Embed#

The Embed Transform is responsible for generating embeddings for your Documents or Elements. These embeddings are stored in a special embedding property on each document.

This Embed transform takes a single argument – the embedder, which encapsulates a specific embedding model and it’s parameters. The currently supported models are listed below. More information can be found in the API documentation

SentenceTransformers#

The SentenceTransformerEmbedder embeds the text representation of each document using any of the models from the popular SentenceTransformers framework. The embeddings are computed locally, and Sycamore will automatically batch records and leverage GPUs where appropriate.

The following exmaple code embeds a DocSet with the all-MiniLM-L6-v2 model:

embedder = SentenceTransformerEmbedder(batch_size=100, model_name="sentence-transformers/all-MiniLM-L6-v2")
embedded_doc_set = docset.embed(embedder)

OpenAI Embeddings#

The OpenAIEmbedder embeds the text representation of each document using the text-embedding-ada-002 model.

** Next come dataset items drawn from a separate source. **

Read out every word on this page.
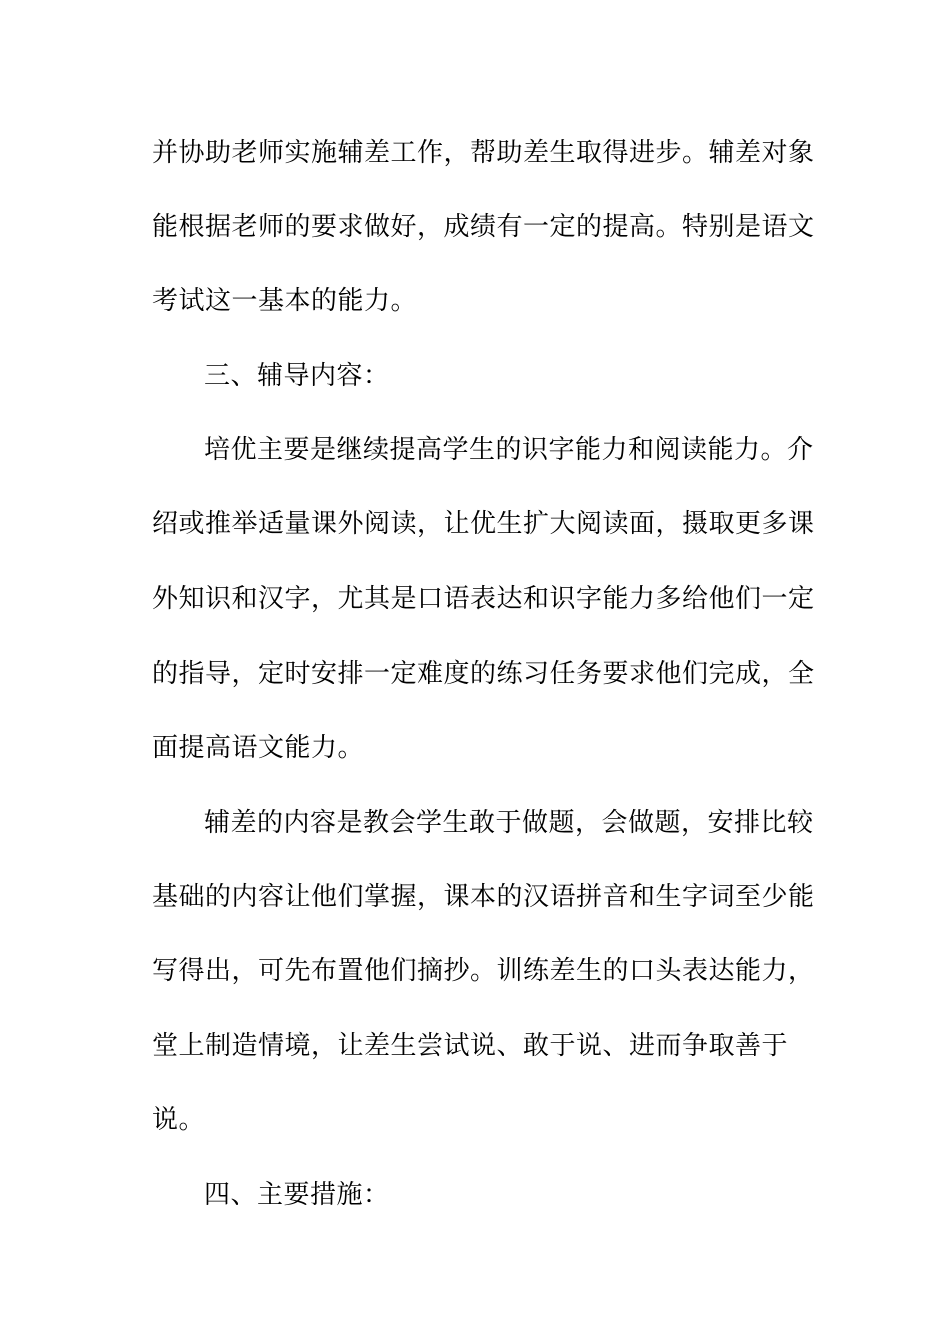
并协助老师实施辅差工作，帮助差生取得进步。辅差对象
能根据老师的要求做好，成绩有一定的提高。特别是语文
考试这一基本的能力。
三、辅导内容：
培优主要是继续提高学生的识字能力和阅读能力。介
绍或推举适量课外阅读，让优生扩大阅读面，摄取更多课
外知识和汉字，尤其是口语表达和识字能力多给他们一定
的指导，定时安排一定难度的练习任务要求他们完成，全
面提高语文能力。
辅差的内容是教会学生敢于做题，会做题，安排比较
基础的内容让他们掌握，课本的汉语拼音和生字词至少能
写得出，可先布置他们摘抄。训练差生的口头表达能力，
堂上制造情境，让差生尝试说、敢于说、进而争取善于
说。
四、主要措施：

The model_batch_size parameter controls how many documents are sent to the OpenAI endpoint as a single call. For example, the following snippet will send records in batches of 1000 to OpenAI, using the default embedding model (text-embedding-ada-002).

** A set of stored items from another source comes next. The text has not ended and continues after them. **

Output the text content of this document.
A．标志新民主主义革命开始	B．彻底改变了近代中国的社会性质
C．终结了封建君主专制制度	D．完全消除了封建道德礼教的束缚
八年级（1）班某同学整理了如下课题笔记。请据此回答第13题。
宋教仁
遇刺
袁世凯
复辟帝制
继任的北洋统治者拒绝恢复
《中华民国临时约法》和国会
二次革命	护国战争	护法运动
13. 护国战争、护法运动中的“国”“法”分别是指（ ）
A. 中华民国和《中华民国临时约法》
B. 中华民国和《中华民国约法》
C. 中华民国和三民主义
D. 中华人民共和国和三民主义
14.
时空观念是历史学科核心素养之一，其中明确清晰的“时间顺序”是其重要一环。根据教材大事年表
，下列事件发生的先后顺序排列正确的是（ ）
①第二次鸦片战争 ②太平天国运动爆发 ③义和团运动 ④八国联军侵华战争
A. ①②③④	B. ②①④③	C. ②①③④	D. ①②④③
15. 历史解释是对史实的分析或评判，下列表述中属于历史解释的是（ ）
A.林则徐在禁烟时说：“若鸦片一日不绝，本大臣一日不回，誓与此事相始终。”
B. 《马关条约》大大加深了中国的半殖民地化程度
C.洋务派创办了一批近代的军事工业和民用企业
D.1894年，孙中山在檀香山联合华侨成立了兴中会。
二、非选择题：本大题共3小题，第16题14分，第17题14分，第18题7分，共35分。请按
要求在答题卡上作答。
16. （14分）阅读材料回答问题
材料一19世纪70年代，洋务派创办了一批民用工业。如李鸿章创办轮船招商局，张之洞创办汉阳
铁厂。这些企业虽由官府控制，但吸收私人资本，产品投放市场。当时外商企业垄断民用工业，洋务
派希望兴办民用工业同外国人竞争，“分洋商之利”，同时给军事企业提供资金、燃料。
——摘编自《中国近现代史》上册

embedded_doc_set = docset.embed(OpenAIEmbedder(model_batch_size=1000))

By default the transform will look for an OpenAI API key in the OPENAI_API_KEY environment variable. It can also be optionally passed in via the api_key parameter.

Amazon Bedrock Embeddings#

The BedrockEmbedder calls the Amazon Bedrock service to compute embeddings. Currently the only supported embedding model in Amazon Bedrock is amazon.titan-embed-text-v1. Sycamore makes its API calls to Bedrock using the boto3 library. Since Sycamore will compute embeddings in parallel, rather than passing in boto3 client directly, you pass in the arguments necessary to construct a boto3 Session object. This is most often used to configure AWS credentials. For example, to use a specific access key id and secret access key, you could call embed as follows:

embedded_doc_set = docset.embed(BedrockEmbedder(boto_session_kwargs={
    "aws_access_key_id": "<access_key>",
    "aws_secret_access_key":
    "<secret access key>"}))

Sycamore will then construct a boto3 Session object on each executor using the specified credentials. If you do not specify credentials the standard credential resolution mechanisms are used. More information on AWS credentials can be found here.

The bedrock APIs do not support batching, so an API call will be made for each document in the DocSet.